How can museum collections serve as a resource for jewelry artists? Beth Carver Wees, Ruth Bigelow Wriston Curator of American Decorative Arts at the Metropolitan Museum of Art; Dr. Emily Stoehrer, Rita J. Kaplan and Susan B. Kaplan Curator of Jewelry at the Museum of Fine Arts, Boston; and Sasha Nixon, curator of A View from the Jeweler’s Bench: Ancient Treasures, Contemporary Statements discuss inspiration, education, and preservation.

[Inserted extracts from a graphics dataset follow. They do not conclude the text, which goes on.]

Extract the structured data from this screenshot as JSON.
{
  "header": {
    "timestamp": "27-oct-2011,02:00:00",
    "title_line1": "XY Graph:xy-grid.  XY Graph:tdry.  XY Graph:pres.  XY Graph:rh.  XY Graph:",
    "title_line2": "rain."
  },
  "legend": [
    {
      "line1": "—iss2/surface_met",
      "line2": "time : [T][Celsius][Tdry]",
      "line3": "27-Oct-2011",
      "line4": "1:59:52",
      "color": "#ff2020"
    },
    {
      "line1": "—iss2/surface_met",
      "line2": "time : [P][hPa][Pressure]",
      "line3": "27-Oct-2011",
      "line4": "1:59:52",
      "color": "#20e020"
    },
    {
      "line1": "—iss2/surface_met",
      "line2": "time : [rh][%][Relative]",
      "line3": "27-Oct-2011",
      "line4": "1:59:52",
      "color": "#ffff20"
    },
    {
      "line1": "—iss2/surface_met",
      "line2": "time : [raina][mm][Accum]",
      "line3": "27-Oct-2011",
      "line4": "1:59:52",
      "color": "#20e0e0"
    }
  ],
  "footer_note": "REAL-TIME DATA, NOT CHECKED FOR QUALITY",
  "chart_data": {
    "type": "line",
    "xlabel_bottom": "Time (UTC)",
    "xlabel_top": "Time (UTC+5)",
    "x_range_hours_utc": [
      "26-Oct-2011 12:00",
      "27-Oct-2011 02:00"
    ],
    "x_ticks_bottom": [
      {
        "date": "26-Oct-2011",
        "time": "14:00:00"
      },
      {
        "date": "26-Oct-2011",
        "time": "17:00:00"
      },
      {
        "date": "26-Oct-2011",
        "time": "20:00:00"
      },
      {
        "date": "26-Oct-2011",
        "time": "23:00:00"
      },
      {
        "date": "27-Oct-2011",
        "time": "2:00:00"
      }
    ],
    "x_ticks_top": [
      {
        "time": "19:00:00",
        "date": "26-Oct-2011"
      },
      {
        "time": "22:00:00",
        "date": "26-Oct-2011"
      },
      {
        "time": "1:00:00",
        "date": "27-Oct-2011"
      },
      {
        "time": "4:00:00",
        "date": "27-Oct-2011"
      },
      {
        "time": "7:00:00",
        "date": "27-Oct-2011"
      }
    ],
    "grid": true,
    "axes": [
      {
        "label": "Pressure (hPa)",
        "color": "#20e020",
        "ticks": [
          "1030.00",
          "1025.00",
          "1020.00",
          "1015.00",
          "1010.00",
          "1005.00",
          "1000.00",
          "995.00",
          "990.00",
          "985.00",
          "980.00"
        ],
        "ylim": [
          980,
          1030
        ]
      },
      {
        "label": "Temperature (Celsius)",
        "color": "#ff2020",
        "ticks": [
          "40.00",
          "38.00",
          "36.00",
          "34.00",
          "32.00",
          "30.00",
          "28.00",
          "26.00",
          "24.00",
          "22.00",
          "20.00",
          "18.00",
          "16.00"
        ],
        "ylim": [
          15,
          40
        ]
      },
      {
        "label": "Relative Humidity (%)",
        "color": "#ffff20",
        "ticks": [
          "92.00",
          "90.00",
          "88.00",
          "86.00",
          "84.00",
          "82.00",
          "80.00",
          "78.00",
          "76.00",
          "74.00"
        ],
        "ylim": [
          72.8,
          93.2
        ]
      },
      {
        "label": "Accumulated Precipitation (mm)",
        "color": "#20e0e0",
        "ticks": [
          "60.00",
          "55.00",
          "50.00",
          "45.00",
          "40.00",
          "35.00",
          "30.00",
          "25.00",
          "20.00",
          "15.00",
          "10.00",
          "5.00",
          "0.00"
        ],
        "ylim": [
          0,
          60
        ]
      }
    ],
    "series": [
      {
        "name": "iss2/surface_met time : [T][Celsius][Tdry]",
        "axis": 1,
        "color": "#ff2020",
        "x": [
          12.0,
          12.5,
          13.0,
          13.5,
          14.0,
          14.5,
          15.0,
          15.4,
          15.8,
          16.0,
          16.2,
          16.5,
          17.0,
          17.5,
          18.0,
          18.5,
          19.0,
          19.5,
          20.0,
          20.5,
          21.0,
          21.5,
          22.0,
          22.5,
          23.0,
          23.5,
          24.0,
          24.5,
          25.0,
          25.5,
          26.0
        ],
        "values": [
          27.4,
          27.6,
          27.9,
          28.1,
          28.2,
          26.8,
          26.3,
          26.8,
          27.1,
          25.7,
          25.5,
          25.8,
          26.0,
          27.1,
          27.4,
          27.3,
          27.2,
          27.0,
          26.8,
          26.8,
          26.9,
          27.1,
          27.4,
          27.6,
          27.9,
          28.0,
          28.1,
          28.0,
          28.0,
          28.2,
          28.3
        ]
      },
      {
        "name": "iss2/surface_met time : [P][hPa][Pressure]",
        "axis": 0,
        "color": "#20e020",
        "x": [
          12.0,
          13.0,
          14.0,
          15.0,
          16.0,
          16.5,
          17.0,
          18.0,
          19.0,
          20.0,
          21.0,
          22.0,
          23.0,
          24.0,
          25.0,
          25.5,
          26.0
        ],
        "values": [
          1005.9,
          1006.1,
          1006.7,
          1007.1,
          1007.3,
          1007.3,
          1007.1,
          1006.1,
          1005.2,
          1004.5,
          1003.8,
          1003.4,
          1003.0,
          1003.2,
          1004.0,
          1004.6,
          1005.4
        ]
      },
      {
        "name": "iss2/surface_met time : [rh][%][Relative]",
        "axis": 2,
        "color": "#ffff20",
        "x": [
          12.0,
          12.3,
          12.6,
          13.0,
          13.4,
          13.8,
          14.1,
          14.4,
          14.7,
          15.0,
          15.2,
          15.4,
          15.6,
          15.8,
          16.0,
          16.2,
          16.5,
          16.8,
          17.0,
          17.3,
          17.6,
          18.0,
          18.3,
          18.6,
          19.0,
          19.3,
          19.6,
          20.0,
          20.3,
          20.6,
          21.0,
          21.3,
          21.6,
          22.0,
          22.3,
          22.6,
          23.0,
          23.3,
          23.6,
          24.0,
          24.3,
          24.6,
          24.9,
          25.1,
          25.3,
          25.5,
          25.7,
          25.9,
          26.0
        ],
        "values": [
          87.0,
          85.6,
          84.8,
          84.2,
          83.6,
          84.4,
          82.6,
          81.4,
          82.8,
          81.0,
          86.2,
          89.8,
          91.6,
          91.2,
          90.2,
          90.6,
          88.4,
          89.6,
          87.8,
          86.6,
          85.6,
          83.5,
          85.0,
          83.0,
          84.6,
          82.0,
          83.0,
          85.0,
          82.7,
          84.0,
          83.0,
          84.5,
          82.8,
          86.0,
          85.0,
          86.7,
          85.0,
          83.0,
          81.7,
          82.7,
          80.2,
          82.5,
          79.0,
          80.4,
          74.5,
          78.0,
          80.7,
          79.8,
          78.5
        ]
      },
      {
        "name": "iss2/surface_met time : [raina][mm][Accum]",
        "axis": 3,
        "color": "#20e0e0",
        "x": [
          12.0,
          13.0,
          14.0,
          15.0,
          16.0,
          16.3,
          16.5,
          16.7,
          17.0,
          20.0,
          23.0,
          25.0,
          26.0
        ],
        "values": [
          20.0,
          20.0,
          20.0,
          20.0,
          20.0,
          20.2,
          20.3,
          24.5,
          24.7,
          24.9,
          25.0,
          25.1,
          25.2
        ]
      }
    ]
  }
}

Beth Carver Wees is the Ruth Bigelow Wriston Curator of American Decorative Arts at the Metropolitan Museum, where she oversees the collections of American silver and jewelry. Prior to joining The Met’s staff she was Curator of Decorative Arts at the Clark Art Institute in Williamstown, Massachusetts. She lectures internationally and is the author of numerous articles and books, including English, Irish & Scottish Silver at the Sterling and Francine Clark Art Institute and Early American Silver in The Metropolitan Museum of Art. Beth holds degrees from Smith College and the Williams College Graduate Program in the History of Art. An alumna of the Attingham Summer School and the Royal Collection Studies, she serves the board of the American Friends of Attingham as Secretary. Beth was one of six organizing curators for Jewelry: The Body Transformed. She is about to open Jewelry for America, on display until April 2020.

Sasha Nixon
is an independent curator, historian, and practicing metalsmith. Currently she is the Exhibition Design and Installation Assistant at the Museum of Arts and design. Her focus of study is on the interaction between contemporary art jewelry and ancient jewelry styles and techniques. She was the Center for Craft’s 2018 Windgate curatorial intern at the Museum of Arts and Design. She co curated MAD’s exhibition Fake News and True Love: Fourteen Stories by Robert Baines (October 2018–March 2019), the exhibition ANTIQUEMANIA, presented at Pratt Manhattan during the inaugural New York City Jewelry Week (November 12–18, 2018). Her solo-curated exhibition, for which she was awarded the Society of North American Goldsmith’s Emerging Curator’s Grant, A View from the Jeweler’s Bench: Ancient Treasures, Contemporary Statements is on view at Bard Graduate Center Gallery (February 5-July 7, 2019). Recent publications and simposia involvement include “Pixels Bejeweled: Modern Media, Contemporary Jewelry, and the Replication of Desire” at the Fashion Institute of Technology’s international symposium Digital Meets Handmade: Jewelry in the 21st Century in May 2018, and “In the Studio: Lin Cheung,” written for Metalsmith magazine.

Dr. Emily Stoehrer
is the Rita J. Kaplan and Susan B. Kaplan Curator of Jewelry at the Museum of Fine Arts, Boston. Stoehrer curated Past is Present: Revival Jewelry (2017 – 2018) and co-curated Boston Made: Arts and Crafts Jewelry (2019 – 2020) and Metalwork and Hollywood Glamour: Fashion and Jewelry from the Silver Screen (2015). Most recently, she contributed chapters to Arts and Crafts Jewelry in Boston: Frank Gardner Hale and His Circle and Maker & Muse: Women and Early Twentieth Century Art Jewelry. She is currently working on an exhibition and publication on the designer Elsa Peretti.